B. The mechanisms of hypoxia-induced translation in human colon cancer cells

Colorectal cancer (CRC) is one of the most prevalent cancers worldwide. In Taiwan, CRC has ranked first in cancer incidence for the past 15 years. Many patients with invasive or metastatic CRC die within five years due to treatment failure. Therefore, new strategies and improved therapeutics are required for CRC treatment. Hypoxia, a condition characterized by low oxygen levels, occurs in various physiological and pathological conditions, including tumor development. Tumor hypoxia significantly contributes to tumor progression and is associated with a poor prognosis.
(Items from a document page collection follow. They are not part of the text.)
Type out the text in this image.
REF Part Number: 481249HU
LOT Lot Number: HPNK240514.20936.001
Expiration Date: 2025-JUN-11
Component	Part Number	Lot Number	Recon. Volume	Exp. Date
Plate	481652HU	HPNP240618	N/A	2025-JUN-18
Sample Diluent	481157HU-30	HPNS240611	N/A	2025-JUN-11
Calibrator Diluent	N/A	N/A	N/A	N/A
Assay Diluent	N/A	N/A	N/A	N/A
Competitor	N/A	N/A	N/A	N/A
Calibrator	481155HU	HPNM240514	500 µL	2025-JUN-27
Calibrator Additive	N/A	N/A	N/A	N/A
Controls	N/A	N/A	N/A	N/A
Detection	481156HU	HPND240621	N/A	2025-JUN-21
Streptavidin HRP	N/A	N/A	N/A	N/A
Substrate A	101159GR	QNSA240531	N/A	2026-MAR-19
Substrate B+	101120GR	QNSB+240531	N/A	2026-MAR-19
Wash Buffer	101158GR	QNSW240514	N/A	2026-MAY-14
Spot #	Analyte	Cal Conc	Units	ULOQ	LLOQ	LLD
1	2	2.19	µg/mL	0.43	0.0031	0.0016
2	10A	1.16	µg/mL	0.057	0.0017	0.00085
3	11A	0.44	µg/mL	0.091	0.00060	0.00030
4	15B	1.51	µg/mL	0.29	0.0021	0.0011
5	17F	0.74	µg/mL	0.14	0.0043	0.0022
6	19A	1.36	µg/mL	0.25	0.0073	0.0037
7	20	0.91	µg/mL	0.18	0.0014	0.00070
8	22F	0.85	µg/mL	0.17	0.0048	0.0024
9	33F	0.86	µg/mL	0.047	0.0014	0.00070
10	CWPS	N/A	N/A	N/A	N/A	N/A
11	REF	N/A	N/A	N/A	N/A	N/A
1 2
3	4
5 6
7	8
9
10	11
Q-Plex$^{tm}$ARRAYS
A better understanding of how hypoxia induces changes in gene expression may open up new prospects for future cancer treatments. Our current research focuses on the following issues:

(a) Characterizing the molecular mechanisms behind hypoxia-induced translation in human colon cancer cells

(b) Identifying RNA-binding proteins that activate the translation of specific mRNAs under hypoxic conditions

(c) Searching for diagnostic biomarkers and potential anti-cancer targets for CRC


C. To improve recombinant protein productivity in Chinese hamster ovary cells

It is important to note that nearly 80% of approved human therapeutic antibodies are produced by Chinese hamster ovary (CHO) cells. In order to increase the production of recombinant proteins and reduce cell culture costs, we plan to utilize genetic engineering techniques to improve CHO cell lines.